Tuttle Capital Launches Memory Stack Income ETF With 0.95% Fee, Weekly Distributions
DRMP•Tuttle Capital launched the Memory Stack Income Blast ETF with a 0.95% fee, combining a concentrated equity portfolio of memory semiconductor companies and systematic put credit spreads to deliver weekly distributions. The fund will invest at least 80% of assets in firms deriving over 25% revenues from memory technologies.
1. Launch and Investment Objective
Tuttle Capital’s Memory Stack Income Blast ETF began trading on CBOE with a 0.95% management fee and aims to generate current income through weekly distributions. The fund pairs a concentrated portfolio of memory semiconductor equities with a systematic put credit spread strategy to collect net option premiums.
2. Memory Stack Equity Strategy
Under normal market conditions, at least 80% of the fund’s net assets will be allocated to “pure play” memory stack companies—those deriving at least 25% of revenues from DRAM, NAND flash, high-bandwidth memory, advanced packaging, and chiplet-based architectures. Holdings may include U.S. and developed non-U.S. firms across the memory semiconductor ecosystem.

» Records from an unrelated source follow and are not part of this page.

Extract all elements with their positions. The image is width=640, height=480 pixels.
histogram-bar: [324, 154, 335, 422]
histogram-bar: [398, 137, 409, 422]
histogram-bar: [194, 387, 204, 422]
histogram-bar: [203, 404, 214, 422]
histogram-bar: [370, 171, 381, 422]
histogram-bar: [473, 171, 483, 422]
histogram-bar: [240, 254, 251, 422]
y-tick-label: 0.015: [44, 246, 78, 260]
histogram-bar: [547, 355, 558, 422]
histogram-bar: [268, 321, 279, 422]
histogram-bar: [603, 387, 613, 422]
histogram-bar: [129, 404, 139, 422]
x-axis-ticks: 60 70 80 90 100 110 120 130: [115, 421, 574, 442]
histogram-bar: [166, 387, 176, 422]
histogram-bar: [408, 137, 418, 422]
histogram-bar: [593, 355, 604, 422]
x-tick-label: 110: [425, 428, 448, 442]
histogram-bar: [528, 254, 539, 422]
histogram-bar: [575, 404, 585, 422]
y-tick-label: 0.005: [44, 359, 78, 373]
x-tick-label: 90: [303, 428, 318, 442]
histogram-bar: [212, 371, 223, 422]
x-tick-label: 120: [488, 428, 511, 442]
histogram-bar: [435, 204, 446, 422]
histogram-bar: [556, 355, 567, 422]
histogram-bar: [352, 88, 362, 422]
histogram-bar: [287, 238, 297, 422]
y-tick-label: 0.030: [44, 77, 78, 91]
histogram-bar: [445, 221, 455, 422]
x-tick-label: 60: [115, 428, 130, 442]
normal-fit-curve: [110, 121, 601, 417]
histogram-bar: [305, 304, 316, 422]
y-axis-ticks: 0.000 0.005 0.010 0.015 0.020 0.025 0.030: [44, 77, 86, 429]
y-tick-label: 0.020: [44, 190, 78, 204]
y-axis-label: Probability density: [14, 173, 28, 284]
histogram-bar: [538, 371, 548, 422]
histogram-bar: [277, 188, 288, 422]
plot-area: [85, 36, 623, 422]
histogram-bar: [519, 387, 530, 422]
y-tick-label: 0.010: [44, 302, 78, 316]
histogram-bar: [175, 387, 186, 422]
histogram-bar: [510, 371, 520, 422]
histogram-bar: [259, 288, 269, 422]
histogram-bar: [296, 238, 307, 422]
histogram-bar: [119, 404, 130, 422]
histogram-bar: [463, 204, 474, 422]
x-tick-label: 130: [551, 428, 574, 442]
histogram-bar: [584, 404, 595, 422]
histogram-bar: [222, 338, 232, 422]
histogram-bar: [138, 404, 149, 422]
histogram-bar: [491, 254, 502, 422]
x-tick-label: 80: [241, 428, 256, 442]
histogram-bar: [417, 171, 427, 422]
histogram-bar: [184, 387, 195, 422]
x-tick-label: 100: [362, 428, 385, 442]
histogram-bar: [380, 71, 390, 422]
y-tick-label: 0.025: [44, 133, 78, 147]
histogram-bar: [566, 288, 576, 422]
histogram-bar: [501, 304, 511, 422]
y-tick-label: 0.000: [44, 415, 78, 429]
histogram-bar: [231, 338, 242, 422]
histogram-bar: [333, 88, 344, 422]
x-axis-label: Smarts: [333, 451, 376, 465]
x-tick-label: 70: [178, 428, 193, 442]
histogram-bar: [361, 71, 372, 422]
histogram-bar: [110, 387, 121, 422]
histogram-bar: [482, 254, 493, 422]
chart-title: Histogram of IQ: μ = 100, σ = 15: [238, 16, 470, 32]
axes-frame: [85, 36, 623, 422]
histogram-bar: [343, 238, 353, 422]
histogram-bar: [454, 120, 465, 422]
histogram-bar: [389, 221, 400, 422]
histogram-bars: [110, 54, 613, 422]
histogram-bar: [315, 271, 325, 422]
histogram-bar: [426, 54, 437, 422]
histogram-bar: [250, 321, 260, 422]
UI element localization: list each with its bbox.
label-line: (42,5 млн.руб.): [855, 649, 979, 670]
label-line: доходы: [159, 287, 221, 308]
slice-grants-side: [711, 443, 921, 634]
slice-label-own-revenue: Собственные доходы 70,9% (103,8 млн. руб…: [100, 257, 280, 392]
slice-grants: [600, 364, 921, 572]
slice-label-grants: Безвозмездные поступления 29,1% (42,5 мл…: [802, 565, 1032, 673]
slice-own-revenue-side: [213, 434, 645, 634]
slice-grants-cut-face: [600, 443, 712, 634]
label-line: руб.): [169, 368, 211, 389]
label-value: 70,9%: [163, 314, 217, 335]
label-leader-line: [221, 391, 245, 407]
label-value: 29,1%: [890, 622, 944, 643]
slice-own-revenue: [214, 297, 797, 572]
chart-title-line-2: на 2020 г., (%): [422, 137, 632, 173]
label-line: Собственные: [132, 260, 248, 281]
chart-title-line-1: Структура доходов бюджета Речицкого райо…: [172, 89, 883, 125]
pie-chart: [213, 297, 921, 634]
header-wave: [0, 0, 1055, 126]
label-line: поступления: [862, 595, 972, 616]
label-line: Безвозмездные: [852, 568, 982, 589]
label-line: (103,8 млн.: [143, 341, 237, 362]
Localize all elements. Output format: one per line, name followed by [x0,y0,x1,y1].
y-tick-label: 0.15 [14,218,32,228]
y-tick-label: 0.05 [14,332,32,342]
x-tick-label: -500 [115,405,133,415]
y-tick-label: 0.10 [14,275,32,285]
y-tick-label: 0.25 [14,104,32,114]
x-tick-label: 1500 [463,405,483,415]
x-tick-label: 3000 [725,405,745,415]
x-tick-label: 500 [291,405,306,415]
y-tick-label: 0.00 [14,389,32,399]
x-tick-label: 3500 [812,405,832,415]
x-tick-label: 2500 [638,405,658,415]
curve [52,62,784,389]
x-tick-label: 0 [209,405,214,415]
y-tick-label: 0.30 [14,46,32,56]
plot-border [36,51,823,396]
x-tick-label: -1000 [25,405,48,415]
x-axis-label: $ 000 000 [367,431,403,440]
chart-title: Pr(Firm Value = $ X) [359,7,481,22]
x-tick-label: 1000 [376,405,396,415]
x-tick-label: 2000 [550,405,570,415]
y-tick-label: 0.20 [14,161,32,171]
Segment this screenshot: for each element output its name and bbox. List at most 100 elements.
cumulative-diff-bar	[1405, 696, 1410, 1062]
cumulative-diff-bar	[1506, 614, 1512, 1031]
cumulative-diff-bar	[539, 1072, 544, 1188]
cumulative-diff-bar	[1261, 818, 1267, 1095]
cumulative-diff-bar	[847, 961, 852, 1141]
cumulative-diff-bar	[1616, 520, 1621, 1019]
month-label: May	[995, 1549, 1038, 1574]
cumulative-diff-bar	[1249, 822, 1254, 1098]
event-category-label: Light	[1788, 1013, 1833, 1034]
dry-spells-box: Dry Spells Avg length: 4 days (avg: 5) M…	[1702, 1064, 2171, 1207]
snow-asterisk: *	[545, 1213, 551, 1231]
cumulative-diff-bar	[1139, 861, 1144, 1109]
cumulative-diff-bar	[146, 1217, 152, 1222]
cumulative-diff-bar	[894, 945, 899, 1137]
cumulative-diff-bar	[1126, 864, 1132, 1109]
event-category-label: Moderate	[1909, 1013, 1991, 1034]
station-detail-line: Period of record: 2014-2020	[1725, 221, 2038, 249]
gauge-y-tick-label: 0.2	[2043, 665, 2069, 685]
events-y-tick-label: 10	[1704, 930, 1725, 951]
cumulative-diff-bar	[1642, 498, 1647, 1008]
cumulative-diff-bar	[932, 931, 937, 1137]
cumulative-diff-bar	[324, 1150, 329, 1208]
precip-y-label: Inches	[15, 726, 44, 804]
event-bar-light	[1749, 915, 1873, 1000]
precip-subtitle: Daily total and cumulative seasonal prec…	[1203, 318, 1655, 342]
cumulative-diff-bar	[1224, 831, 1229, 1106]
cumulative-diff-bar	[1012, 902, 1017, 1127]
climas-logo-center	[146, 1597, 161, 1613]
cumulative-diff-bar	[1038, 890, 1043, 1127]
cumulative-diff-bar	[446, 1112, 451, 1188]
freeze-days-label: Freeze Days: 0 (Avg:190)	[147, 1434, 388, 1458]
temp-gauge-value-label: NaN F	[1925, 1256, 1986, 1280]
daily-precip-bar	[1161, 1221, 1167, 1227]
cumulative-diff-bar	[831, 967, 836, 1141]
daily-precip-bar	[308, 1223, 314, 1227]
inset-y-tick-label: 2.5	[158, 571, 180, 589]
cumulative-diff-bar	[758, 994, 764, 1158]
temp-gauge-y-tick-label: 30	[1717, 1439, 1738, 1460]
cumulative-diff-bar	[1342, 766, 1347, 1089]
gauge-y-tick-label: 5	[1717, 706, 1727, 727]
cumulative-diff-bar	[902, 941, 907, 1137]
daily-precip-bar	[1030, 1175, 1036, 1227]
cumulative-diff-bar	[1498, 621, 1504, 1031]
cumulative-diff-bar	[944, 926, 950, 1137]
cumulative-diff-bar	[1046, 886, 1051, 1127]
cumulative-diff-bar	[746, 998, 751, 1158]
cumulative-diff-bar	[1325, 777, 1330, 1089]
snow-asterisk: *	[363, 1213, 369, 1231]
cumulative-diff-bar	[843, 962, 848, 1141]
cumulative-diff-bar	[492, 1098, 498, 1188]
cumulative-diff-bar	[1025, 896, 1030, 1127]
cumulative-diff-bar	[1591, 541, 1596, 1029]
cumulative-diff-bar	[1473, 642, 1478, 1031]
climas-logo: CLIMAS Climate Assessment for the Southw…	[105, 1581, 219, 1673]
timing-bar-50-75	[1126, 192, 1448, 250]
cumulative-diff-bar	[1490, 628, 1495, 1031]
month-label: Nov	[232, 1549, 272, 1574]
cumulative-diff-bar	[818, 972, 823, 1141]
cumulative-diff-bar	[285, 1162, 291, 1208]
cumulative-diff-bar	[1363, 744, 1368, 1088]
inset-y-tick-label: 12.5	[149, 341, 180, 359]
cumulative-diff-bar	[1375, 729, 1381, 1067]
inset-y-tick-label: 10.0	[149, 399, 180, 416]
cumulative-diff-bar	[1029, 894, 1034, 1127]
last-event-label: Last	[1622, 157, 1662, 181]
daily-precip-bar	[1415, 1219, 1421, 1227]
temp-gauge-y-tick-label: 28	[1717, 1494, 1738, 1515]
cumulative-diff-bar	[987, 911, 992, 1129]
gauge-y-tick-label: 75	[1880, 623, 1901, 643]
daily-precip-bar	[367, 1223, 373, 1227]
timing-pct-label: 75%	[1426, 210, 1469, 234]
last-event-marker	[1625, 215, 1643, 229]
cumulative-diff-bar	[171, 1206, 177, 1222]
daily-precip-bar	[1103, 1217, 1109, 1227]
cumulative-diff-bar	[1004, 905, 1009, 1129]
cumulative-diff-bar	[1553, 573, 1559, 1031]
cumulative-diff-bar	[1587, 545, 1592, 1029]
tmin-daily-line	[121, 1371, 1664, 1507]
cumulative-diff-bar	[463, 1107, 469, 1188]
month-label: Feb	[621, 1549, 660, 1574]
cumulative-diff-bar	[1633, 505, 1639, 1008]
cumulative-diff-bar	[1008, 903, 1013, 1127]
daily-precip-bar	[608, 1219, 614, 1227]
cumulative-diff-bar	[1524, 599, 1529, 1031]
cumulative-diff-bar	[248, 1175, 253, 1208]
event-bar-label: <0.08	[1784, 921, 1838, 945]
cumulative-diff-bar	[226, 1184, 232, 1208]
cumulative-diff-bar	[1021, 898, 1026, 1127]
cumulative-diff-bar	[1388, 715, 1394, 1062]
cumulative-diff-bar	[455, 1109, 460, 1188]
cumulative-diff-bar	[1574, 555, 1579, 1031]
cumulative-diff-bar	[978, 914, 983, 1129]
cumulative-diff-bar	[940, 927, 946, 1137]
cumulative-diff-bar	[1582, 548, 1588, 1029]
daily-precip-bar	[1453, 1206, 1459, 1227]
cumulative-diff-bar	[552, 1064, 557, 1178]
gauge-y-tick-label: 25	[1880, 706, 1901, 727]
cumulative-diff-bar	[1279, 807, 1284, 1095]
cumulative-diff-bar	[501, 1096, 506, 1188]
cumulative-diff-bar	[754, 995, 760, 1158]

3. Systematic Put Credit Spread Strategy
The ETF employs a put credit spread overlay by selling put options and buying lower-strike puts on memory and broader semiconductor securities, ETFs, or indexes. Net premiums collected from these recurring spreads serve as the primary income source, though the strategy does not hedge against market declines and may result in losses.